Around 1:30 am, Ring alerts from neighbors posting about the fire woke my wife up. The winds had shifted in the middle of the night, and the fire had changed direction. After trying to make sense of the situation, she woke me up, and we out to our front yard where we could now see flames down the street. The County never issued an official evacuation notice for our area, but the smoke was too heavy to stay, so we left. We drove to my in-laws’ house and stayed up watching the news, checking Ring and Watch Duty, and cycling between hope and dread. On the morning of January 9, we confirmed our house had burned down, and we began the long process of grieving and recovering.

Maslow and Disaster Recovery

When you are directly affected by a natural disaster, the steps in your recovery intuitively follow Maslow’s hierarchy of needs. You secure your bodily needs first — food, shelter, clothing, sleep — then your personal safety needs. As various communities or peer groups rally around to help provide support, you aren’t really able to appreciate the value of being a part of something bigger than yourself until your needs at the base of the pyramid are met. You have to get your sea legs. With time, you can turn your attention back to the people who surround you.

Community support needs operate almost at an inverse to Maslow’s pyramid. The most important relationships form the smallest group, your most intimate, immediate relationships — family, direct neighbors, pets. This gradually expands outwards into larger, more geographically and relationally diverse groups — churches and synagogues, recreational sports teams, community gardens, the city, county, state. The further out you go, the more diffuse the energy and momentum gets due to simple practical issues like and managing networks spread across miles and miles.
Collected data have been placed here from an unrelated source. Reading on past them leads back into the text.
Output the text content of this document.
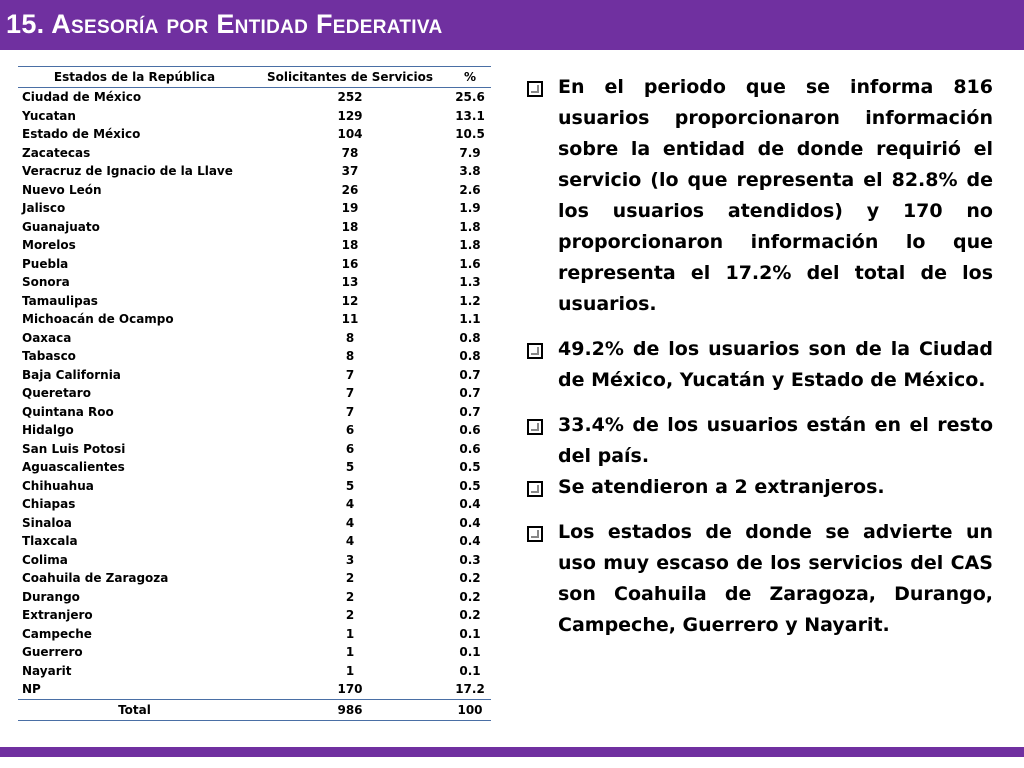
15. Asesoría por Entidad Federativa
Estados de la República	Solicitantes de Servicios	%
Ciudad de México	252	25.6
Yucatan	129	13.1
Estado de México	104	10.5
Zacatecas	78	7.9
Veracruz de Ignacio de la Llave	37	3.8
Nuevo León	26	2.6
Jalisco	19	1.9
Guanajuato	18	1.8
Morelos	18	1.8
Puebla	16	1.6
Sonora	13	1.3
Tamaulipas	12	1.2
Michoacán de Ocampo	11	1.1
Oaxaca	8	0.8
Tabasco	8	0.8
Baja California	7	0.7
Queretaro	7	0.7
Quintana Roo	7	0.7
Hidalgo	6	0.6
San Luis Potosi	6	0.6
Aguascalientes	5	0.5
Chihuahua	5	0.5
Chiapas	4	0.4
Sinaloa	4	0.4
Tlaxcala	4	0.4
Colima	3	0.3
Coahuila de Zaragoza	2	0.2
Durango	2	0.2
Extranjero	2	0.2
Campeche	1	0.1
Guerrero	1	0.1
Nayarit	1	0.1
NP	170	17.2
Total	986	100
En el periodo que se informa 816 usuarios proporcionaron información sobre la entidad de donde requirió el servicio (lo que representa el 82.8% de los usuarios atendidos) y 170 no proporcionaron información lo que representa el 17.2% del total de los usuarios.
49.2% de los usuarios son de la Ciudad de México, Yucatán y Estado de México.
33.4% de los usuarios están en el resto del país.
Se atendieron a 2 extranjeros.
Los estados de donde se advierte un uso muy escaso de los servicios del CAS son Coahuila de Zaragoza, Durango, Campeche, Guerrero y Nayarit.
Also, the further you get further away from the epicenter, the harder it is to wrap your mind around the needs of the community. Any and all support is meaningful, and everyone’s financial and emotional generosity makes a difference, but there are varying levels of impact. FEMA and Red Cross do great work, but they just aren’t able to support the way a close-knit network of mutual aid can.

Trust is correlated with proximity.

The Moral Circle in a Time of Crisis

Over the past six months, we have had a close look at how communities organize, develop and grow, and what has stuck with me the most is how crisis reshapes our capacity to express moral concern.